Sali Nivica or Sali Nivitza (May 15, 1890 – January 10, 1920) was a politician, a patriot, an Albanian journalist and a teacher. For his patriotic activity he received the highest Albanian award, 'Honor of the Nation' as well as that of 'Teacher of the People'. He was assassinated in 1920 at aged 29.

== Life ==
Nivica was born in Rexhin village in the southern Ottoman Albania, today's Tepelenë. He went to school in Monastir (1904–1907) where he was inspired by the rebel Bajo Topulli. After that he went in Yannina where he joined the Greek-language Zosimea school (1907–09). He went in Durrës to teach there for a short time (1909–10). During this time he was increasingly caught up by the Albanian nationalist movement. During 1911–12 he was involved with anti-Ottoman activities and uprisings in southern Albania. For that he would be arrested and imprisoned in Istanbul. However, he was soon released with the intervention of Ismail Bey Vlora and managed to arrange himself to teach Albanian at the Robert College.

Nivica returned to Albania after independence and together with Mustafa Hilmi Leskoviku (1887–1915), also known as Muço Qulli, he funded the newspaper Populli ("The people") in Vlorë (1914) and shortly moved to Shkodër. The end of World War I would find him there.

Nivica was a member of the National Literature Organization, and the Committee for the National Defence of Kosovo (CNDS) until his death. He continued as the editor-in-chief of the Albanian patriotic newspaper Populli restarted in early 1919. It was published in Shkodër, with strong nationalistic notes supporting the Committee for the National Defence of Kosovo. The first issue came out on January 18, 1919, with the slogan "Për lavdinë e Atdheut" ("For the glory of the nation"). It served somehow as a de facto journal of the committee. During all its activity the newspaper propagandized Albanian ethnic unity, the Albanian national cause, and called for the liberation of Kosovo from the Serbs.

== Death ==
His nationalistic activity would aggravate his relationship with neighboring countries, especially with Italy which had most of Albania under protectorate.
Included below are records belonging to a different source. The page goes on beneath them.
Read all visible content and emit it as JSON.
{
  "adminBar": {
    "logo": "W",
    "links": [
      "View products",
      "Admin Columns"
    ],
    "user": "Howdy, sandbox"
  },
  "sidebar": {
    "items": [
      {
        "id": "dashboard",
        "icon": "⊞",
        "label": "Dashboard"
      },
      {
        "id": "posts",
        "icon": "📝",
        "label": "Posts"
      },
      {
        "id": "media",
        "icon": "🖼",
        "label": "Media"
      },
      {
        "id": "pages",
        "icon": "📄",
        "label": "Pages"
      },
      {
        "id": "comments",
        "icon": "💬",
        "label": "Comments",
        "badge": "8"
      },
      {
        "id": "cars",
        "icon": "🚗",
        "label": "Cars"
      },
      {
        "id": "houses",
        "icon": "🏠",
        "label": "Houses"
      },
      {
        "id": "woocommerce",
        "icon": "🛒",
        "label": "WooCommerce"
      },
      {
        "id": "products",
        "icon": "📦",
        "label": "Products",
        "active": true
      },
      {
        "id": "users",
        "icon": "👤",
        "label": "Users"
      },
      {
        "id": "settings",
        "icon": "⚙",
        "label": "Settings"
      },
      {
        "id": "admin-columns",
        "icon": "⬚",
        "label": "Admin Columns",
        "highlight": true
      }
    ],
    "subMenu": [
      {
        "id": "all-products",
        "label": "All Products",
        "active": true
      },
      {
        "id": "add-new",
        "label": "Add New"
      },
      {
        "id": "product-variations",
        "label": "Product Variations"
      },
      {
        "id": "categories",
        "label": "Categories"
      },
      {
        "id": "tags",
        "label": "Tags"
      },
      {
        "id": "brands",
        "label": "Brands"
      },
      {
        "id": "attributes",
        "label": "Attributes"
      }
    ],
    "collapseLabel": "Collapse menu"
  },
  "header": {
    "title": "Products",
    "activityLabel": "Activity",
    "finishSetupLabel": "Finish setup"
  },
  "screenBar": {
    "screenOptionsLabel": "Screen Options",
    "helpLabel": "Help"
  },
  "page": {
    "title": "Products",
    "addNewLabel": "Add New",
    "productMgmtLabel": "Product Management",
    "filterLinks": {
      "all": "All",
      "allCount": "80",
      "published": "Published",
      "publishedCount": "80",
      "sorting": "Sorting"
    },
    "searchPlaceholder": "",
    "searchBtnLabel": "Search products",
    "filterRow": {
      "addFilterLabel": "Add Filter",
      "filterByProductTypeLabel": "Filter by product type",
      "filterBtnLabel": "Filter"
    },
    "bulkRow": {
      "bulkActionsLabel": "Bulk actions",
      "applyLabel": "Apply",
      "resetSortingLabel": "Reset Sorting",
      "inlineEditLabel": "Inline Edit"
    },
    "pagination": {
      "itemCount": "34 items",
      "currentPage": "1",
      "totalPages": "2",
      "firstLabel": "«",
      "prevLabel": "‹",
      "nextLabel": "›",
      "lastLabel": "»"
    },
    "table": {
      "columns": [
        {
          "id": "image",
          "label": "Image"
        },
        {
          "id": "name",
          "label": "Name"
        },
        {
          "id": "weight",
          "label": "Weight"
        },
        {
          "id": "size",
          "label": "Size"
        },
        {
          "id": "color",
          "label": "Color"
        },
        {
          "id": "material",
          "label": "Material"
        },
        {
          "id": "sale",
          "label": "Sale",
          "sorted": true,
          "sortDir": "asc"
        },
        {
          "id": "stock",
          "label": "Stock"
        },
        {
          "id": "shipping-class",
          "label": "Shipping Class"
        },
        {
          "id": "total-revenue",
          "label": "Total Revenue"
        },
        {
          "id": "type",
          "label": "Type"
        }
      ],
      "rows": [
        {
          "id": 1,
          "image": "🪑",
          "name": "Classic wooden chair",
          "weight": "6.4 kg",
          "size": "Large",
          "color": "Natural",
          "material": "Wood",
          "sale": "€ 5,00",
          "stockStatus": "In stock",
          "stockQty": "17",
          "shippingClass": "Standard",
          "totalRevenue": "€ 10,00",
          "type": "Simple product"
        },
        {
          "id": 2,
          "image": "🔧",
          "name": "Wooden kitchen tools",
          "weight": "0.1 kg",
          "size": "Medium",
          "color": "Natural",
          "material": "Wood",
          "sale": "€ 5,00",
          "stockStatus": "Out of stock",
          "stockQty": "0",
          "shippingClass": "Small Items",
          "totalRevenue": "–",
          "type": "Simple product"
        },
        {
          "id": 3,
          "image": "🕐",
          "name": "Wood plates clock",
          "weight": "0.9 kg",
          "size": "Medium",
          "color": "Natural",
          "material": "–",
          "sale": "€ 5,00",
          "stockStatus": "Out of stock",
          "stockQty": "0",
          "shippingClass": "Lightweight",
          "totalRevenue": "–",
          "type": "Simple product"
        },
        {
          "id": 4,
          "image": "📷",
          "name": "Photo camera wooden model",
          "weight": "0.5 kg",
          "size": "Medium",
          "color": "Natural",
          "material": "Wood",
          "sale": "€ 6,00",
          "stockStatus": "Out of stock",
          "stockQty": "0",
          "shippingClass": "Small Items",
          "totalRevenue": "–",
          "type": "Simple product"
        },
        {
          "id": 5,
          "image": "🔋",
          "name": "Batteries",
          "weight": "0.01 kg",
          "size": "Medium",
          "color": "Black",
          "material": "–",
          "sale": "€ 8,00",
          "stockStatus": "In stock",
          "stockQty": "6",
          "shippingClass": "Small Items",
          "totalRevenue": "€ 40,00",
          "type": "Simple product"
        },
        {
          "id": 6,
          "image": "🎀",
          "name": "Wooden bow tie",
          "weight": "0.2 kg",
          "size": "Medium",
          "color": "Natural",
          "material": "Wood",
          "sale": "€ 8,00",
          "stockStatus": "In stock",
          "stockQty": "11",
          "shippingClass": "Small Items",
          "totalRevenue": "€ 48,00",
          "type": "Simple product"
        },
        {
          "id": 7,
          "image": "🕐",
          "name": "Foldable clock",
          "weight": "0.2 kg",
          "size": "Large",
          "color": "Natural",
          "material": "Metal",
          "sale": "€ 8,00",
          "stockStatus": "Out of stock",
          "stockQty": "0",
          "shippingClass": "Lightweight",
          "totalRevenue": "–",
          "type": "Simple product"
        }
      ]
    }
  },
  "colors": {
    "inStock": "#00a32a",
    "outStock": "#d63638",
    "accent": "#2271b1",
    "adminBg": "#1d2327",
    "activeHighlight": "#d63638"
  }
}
He was killed in Shkodër by a gunman named Kolë Ashiku, Sejfi Vllamasi gives more insight on his assassination. Nivica and Ashiku got angry with each other due to a store-renting business negotiation which did not go well, following with Nivica insulting the counterpart. Ashiku declared that he would resolve things according to the Kanun. His brother Andon, a Catholic priest, notified Hysni Curri (a leader of the committee) that Ashiku was serious. Both Curri and Nivica neglected the severity of the situation. Though Curri assigned a guard to follow Nivica, Ashiku found him alone in one of the side streets of the town and shot him twice. Nivica managed to fire four shots towards Ashiku, who ran and entered the Italian consulate. Nivica died later in the hospital, to the great delight of the Italians.

=== Funeral ===
The day of his funeral the whole town closed the store in his respect. His funeral was attended by a large number of people.